Who among us hasn’t at one point run into this challenge as we continue to progress our internal or external applications and services for our clients? Being honest, this challenge happens in almost every organization. Investing in new tooling roll-outs and massive evaluation programmes is painful, and for many organizations this is done rarely. If you are lucky, you review your tooling standards every few years. For many organizations that might be twice, or even once a decade. We implement large scale tools and then stick with those investments to drive the value out of the effort put into them. Raising the spectre that tooling or methods might no longer be “best of breed” is typically met with derision and a “just deal with it” attitude from non-security personnel.

Embracing an enterprise-wide approach to cloud opens the possibility of raising the tooling issue anew and being met with less resistance. We all know we must adopt new approaches to be successful in cloud transformation – by extension we all get to adopt new approaches to security in that transformation as well. As architects, we all get to reflect on several decades of security lessons and learning and no longer take a mere incremental approach to improvement. Along with wholesale enterprise transformation of applications and services to support cloud capabilities we can, and should, be considering wholesale security transformation as well. Cloud encourages compartmentalization and microservices. By that very statement we can encourage compartmentalization of data into better classified buckets, we can embrace microservices with a matching set of fine-grained governance and control mechanisms. Leaders in cloud adoption also attribute their success to a broader adoption of automation throughout the enterprise – and this too offers the opportunity to better address security through marrying automation to controls and validation mechanisms – more quickly identifying outlier problems and behaviours, both of which represent security risks.

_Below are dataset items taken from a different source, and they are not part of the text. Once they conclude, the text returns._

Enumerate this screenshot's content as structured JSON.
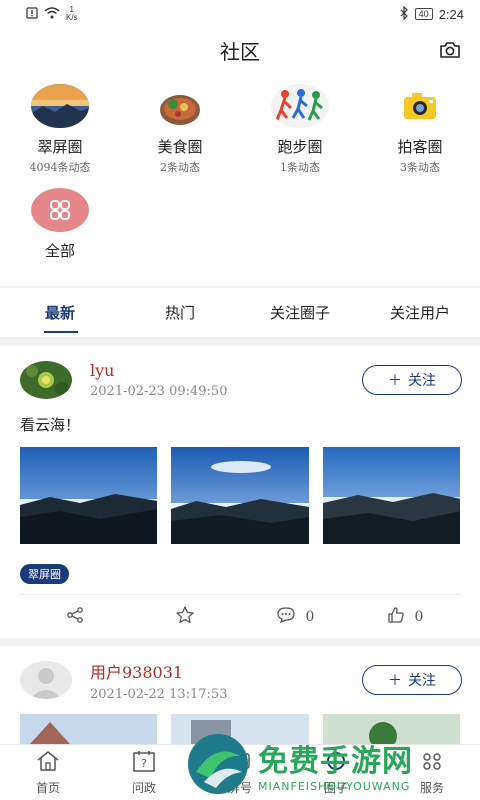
{
  "status_bar": {
    "net_speed_value": "1",
    "net_speed_unit": "K/s",
    "battery": "40",
    "time": "2:24"
  },
  "header": {
    "title": "社区"
  },
  "circles": [
    {
      "name": "翠屏圈",
      "count": "4094条动态"
    },
    {
      "name": "美食圈",
      "count": "2条动态"
    },
    {
      "name": "跑步圈",
      "count": "1条动态"
    },
    {
      "name": "拍客圈",
      "count": "3条动态"
    },
    {
      "name": "全部",
      "count": ""
    }
  ],
  "tabs": [
    "最新",
    "热门",
    "关注圈子",
    "关注用户"
  ],
  "posts": [
    {
      "author": "lyu",
      "time": "2021-02-23 09:49:50",
      "text": "看云海！",
      "tag": "翠屏圈",
      "comments": "0",
      "likes": "0",
      "follow": "关注"
    },
    {
      "author": "用户938031",
      "time": "2021-02-22 13:17:53",
      "follow": "关注"
    }
  ],
  "bottom_nav": [
    "首页",
    "问政",
    "屏号",
    "圈子",
    "服务"
  ],
  "watermark": {
    "title": "免费手游网",
    "subtitle": "MIANFEISHOUYOUWANG"
  }
}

Overall, while October is Security Awareness month, I would argue that the dramatic increase in interest and adoption of cloud technologies through the remainder of this year and into 2017 represent the greatest opportunity for “Security Architecture Improvement” that I have witnessed in my career. We have the rare opportunity with both technology, and executive support to revolutionize every area of our businesses, turn over every rock, and to not accept anything other than complete transformation. As an industry, lets make the most of it.